VADİDEKİ ATLILARI ONUR DA DURDURAMAZ
Onur Kıvrak sakatlanıp eldivenlerini
Fatih’e bıraktığında Trabzon kalesinde sadece 4 gol görülmüştü. Cimrilikte
Başakşehir’le yarışan bordo-mavi filelere ne oldu böyle. Var mı bu durumun bir
izahı?
Madde bir:
Onur’u kaybetmek çok şey kaybetmektir. Çünkü Onur, özgüven demek, hırs demek, tutku
demek, toparlayıcılık demek, şapkadan gol kurtarma çıkarma demektir. O fitili
ateşler, o öne atılır, o bütün hücrelerini rakip ataklara siper eder arkasından
takım yürürdü. Bir nevi onun yaptıklarına duyulan mahcubiyetle kendilerini oynamak,
mücadele etmek ve üretmek zorunda hissederdi arkadaşları.
Hep
düşünmüşümdür; “Şayet Onur gibi bir kaleci 15-20 sene öncesinin takımında forma
giyiyor olsaydı o ziyan edilmiş yıllara Trabzonspor birkaç şampiyonluk
sığdıramaz mıydı?” diye… Onur’un yokluğu önemli savunma sancıları yaşayan bu
takım için tolere edilmesi zor bir kayıp vesselam.
Madde iki:
Trabzonspor’un oyunu Onur’un kaleyi Fatih’e devrettiği süreçte kimlik
değiştirmeye başlamıştı. Vahit Halilhodziç, 11 adamı kendi kale direğine asmak
suretiyle ‘ruhu atak’ bu şehrin takımını ileriye taşıyamayacağını anlamıştı. Bu
da yeni kurulan, çabukluk ve top kullanma becerisi noktasında sıkıntıları olan takım
savunması için elbette riskler içeriyordu. Ersun Yanal’ın gelişiyle birlikte
Trabzonspor, hiç beklemeden ‘direk oyun’a göç etti. Ve Galatasaray maçındaki
görkemli galibiyetin etkisiyle kadronun bu oyun tarzını taşıma noktasındaki
eksikleri üzerinde durulmadı. Bir nevi Yanal’dan cesaret ötesi ‘delilik’ler
yapması istendi.
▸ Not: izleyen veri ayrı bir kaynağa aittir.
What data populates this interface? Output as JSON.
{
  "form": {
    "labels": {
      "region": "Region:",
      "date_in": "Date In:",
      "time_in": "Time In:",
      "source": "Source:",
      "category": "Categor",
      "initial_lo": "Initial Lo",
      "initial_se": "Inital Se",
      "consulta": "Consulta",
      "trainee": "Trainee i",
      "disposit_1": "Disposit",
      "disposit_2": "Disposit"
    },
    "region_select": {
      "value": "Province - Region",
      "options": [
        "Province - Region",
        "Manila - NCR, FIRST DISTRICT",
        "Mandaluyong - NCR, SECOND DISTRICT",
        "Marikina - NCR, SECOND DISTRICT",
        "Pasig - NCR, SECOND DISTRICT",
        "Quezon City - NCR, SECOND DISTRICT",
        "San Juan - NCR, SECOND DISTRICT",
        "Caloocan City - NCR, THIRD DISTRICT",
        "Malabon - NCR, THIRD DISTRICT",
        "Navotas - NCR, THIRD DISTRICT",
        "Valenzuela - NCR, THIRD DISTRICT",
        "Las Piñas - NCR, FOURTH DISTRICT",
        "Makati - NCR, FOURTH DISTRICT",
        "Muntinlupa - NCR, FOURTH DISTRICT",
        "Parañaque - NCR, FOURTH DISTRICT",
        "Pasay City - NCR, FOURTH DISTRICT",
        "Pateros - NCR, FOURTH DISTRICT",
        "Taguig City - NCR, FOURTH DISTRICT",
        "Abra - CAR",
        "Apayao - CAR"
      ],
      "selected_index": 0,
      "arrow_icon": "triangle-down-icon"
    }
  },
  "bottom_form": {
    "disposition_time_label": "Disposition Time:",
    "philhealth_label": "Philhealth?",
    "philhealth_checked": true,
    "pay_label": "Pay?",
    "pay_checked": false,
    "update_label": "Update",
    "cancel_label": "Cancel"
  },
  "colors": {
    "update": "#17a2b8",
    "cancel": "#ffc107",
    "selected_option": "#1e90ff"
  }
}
Sonuçta artısıyla eksisiyle bu tablo ortaya çıktı.
Peki nedir ‘direk oyun’un Trabzonspor
açısından riskleri?
Şöyle
izah edelim: Bordo-Mavili takım topu en hızlı şekilde 3.bölgeye aktarıp orada
pozisyon organizasyonları pişirmeye çalışıyor. Kervanlarla, kafilelerle,
kabilelerle rakip alana taşınıyor. Gel
gör ki hızlı, ayağa, derin ve dikey paslarla önündeki alanı kat etme noktasında
çok yüksek potansiyele erişebilmiş değil bu takım. O zaman rakipten dönen ikinci topları kimseciklere bırakmayacaksınız.
Önde baskı kurup anında emaneti geri alacaksınız. Peki bunu yeterince
yapabiliyor mu Trabzonspor? Maalesef hayır. Bursaspor maçında görüldü ki, Ersun
Yanal’ın talebeleri oynamaya çalıştıkları tarzın içini yeterince doldurabilmiş
değil. Rakip, öne göç eden takımın arkada bıraktığı derin boşluktan vadide at
koşturur gibi geliyor. Sonra Allah yardımcısı olsun Fatih’in.
Evet
Fatih, Onur gibi göz kamaştıran bir eldivenin ardından kaleyi devralma
psikolojisiyle çok erken ‘ben oldum’ rollerini oynamaya koyuldu. Gerekli gereksiz
Neuer tarzı kaleyi terk etmelerle kahramanlık öyküleri yazmaya çalışıyor.
Doğrusunu söylemek gerekirse birçok hatalı çıkışına rağmen önemli kurtarışa da
imza attı.
Özetle
topla ilişkiniz, alan paylaşımınız, yardımlaşma ahenginiz ve temponuz kemale
ermemişse bu oyun tarzı sık sık geri koşmak ve tekrar hücuma yönelmek gerektirir.
Bu da sizi çok yorar, perişan eder. Dahası kalenizde Onur da olsa boş vadide at
koşturan rakipleri durdurmakta zorlanırsınız.
Son söz: Ersun
hoca, takımın savunma ve total kalitesini bir üst levele taşıyamazsa bu oyun
tarzı hem kendisini hem de Trabzonspor’u vurur.